“AI is eating software”? No. Software is eating AI


Recently, you hear it more and more often: “AI is eating software.” Within the world of Software as a Service (SaaS), this ruling causes unrest. Companies that have successfully developed and delivered applications via subscription models for years are seeing how AI players such as Anthropic and OpenAI are rapidly launching plug-ins and agentic applications that apparently take over functionalities around which complete SaaS solutions are built. What was a distinctive product yesterday seems to be available today via an AI assistant that performs the same task without the user needing a separate tool.
Understandably, this raises questions about the raison d'être of traditional software. If an AI assistant can create reports, perform analyses, structure data and even automate processes, where is the value of specialized software? The result is that many SaaS companies are seeing their business model under pressure. Functionalities that were premium for years are in danger of being commoditized by generic AI solutions.
Still, I think the conclusion that AI “eats” software is too simple. In fact, I believe that we are moving towards the opposite. Not AI that replaces software, but software that absorbs AI. In other words: software is eating AI.
Software does not lose its raison d'être. It takes on a new dimension. Where software used to be about functionality, workflows and data processing, it is now increasingly about intelligence, adaptivity, and context. AI is not a replacement for software, but an enhancer of it. The software that will be successful in the coming years is not the software that tries to ignore or combat AI, but the software that deeply integrates AI into its core.
The difference lies in how you apply AI. When AI is just a separate feature — for example a chatbot button in an existing application — fundamentally little changes. But when AI is used as the engine behind the product, the nature of the software itself changes. Then you shift from static systems to dynamic systems that continuously learn, monitor and optimize.
A concrete example of this is Proxies, a company that we recently started. At Proxies, we build highly detailed business databases for Europe. Traditional databases are essentially static. They include snapshots of information: sales figures, number of FTEs, sector classifications and other business characteristics. Updates are often periodic, depending on fixed sources or manual input. The information is valuable, but always a snapshot.
With the use of Agentic AI, that is fundamentally changing. Instead of a database that only stores what is known, we create a system that actively collects and understands information. Our AI Agents act like digital researchers. Just like humans, they focus on finding relevant information about companies on the web and in public data sources. They analyse context, recognize signs of change and continuously monitor developments.
Examples include changes in the number of employees, sales growth or contraction, new branches, strategic announcements or changes in management. Where this was previously only possible with large analyst teams or limited samples, this can now be done in a scalable and continuous way thanks to Agentic AI. The system does not wait for a quarterly update; it actively monitors what happens.

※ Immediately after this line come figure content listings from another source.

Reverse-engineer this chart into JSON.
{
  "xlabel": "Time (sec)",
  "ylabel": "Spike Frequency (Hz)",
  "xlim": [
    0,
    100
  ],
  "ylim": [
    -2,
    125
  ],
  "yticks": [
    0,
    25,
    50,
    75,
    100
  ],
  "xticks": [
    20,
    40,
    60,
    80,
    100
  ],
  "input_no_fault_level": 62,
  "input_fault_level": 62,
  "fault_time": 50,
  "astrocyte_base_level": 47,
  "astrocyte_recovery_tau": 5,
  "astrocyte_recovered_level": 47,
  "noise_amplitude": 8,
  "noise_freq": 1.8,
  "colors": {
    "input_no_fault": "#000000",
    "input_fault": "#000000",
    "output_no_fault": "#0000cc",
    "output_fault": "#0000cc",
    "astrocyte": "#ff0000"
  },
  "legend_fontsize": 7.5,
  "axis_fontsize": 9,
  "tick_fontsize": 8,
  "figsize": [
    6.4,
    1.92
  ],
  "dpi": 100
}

This was simply not possible before. Not because there was no need, but because the technology was lacking to collect contextually and intelligently information at scale. Agentic AI makes it possible to build software that not only manages data, but actively generates knowledge.

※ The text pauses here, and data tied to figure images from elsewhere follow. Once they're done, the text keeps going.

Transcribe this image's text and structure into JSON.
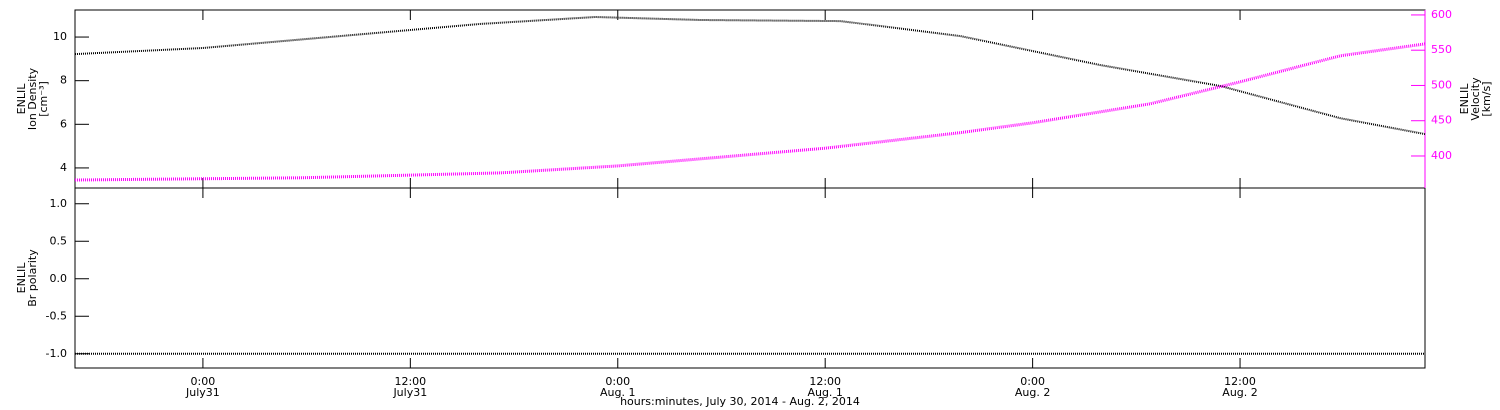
{
  "chart_data": [
    {
      "type": "line",
      "ylabel": [
        "ENLIL",
        "Ion Density",
        "[cm⁻³]"
      ],
      "y2label": [
        "ENLIL",
        "Velocity",
        "[km/s]"
      ],
      "ylim": [
        3.08,
        11.24
      ],
      "yticks": [
        4,
        6,
        8,
        10
      ],
      "y2lim": [
        354.6,
        607
      ],
      "y2ticks": [
        400,
        450,
        500,
        550,
        600
      ],
      "series": [
        {
          "color": "#000000",
          "x": [
            -7.4,
            0,
            8,
            16,
            22.7,
            28.8,
            36.9,
            43.8,
            51.9,
            58.9,
            65.8,
            70.7
          ],
          "values": [
            9.22,
            9.5,
            10.05,
            10.6,
            10.92,
            10.78,
            10.73,
            10.05,
            8.72,
            7.75,
            6.28,
            5.55
          ]
        },
        {
          "color": "#ff00ff",
          "axis": "y2",
          "x": [
            -7.4,
            5.67,
            17.2,
            24,
            36,
            43.8,
            48,
            54.8,
            60,
            65.8,
            70.7
          ],
          "values": [
            366,
            369,
            376,
            386,
            411,
            433,
            447,
            474,
            505,
            542,
            559
          ]
        }
      ]
    },
    {
      "type": "line",
      "ylabel": [
        "ENLIL",
        "Br polarity"
      ],
      "xlabel": "hours:minutes, July 30, 2014 - Aug. 2, 2014",
      "xlim": [
        -7.4,
        70.7
      ],
      "xticks": [
        {
          "value": 0,
          "label": "0:00\nJuly31"
        },
        {
          "value": 12,
          "label": "12:00\nJuly31"
        },
        {
          "value": 24,
          "label": "0:00\nAug. 1"
        },
        {
          "value": 36,
          "label": "12:00\nAug. 1"
        },
        {
          "value": 48,
          "label": "0:00\nAug. 2"
        },
        {
          "value": 60,
          "label": "12:00\nAug. 2"
        }
      ],
      "ylim": [
        -1.19,
        1.21
      ],
      "yticks": [
        {
          "value": -1,
          "label": "-1.0"
        },
        {
          "value": -0.5,
          "label": "-0.5"
        },
        {
          "value": 0,
          "label": "0.0"
        },
        {
          "value": 0.5,
          "label": "0.5"
        },
        {
          "value": 1,
          "label": "1.0"
        }
      ],
      "series": [
        {
          "color": "#000000",
          "x": [
            -7.4,
            70.7
          ],
          "values": [
            -1,
            -1
          ]
        }
      ]
    }
  ]
}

And here is the crux of my argument. Generic AI solutions are powerful, but they are broad and comprehensive. They don't know the nuance of a specific market, sector, or use case at the level where specialized software can. The real value comes when you combine AI with deep domain understanding, structured data, and a clear product vision. Then AI will not be a replacement for software, but an infrastructure layer within software.
So SaaS companies are not facing an existential crisis, but a strategic choice. Are you going to stick to a model where functionality is key and AI is seen as a threat? Or are you redefining your product by integrating AI as a core component and taking your solution to the next level?
The opportunities created by plug-ins, agentic systems and new AI tools are enormous. They make it possible to build software that is proactive rather than reactive, intelligent instead of static, and adaptive instead of fixed. This requires redesigning products, rethinking business models and, above all, guts.
That's why I want to challenge companies not to react defensively to the rise of AI, but to think offensively. Don't ask “how do we protect ourselves against AI?” , but “how can our software absorb AI and thereby become better than ever?”
Because AI doesn't lower the level of software. It goes up. Much higher than we thought possible so far.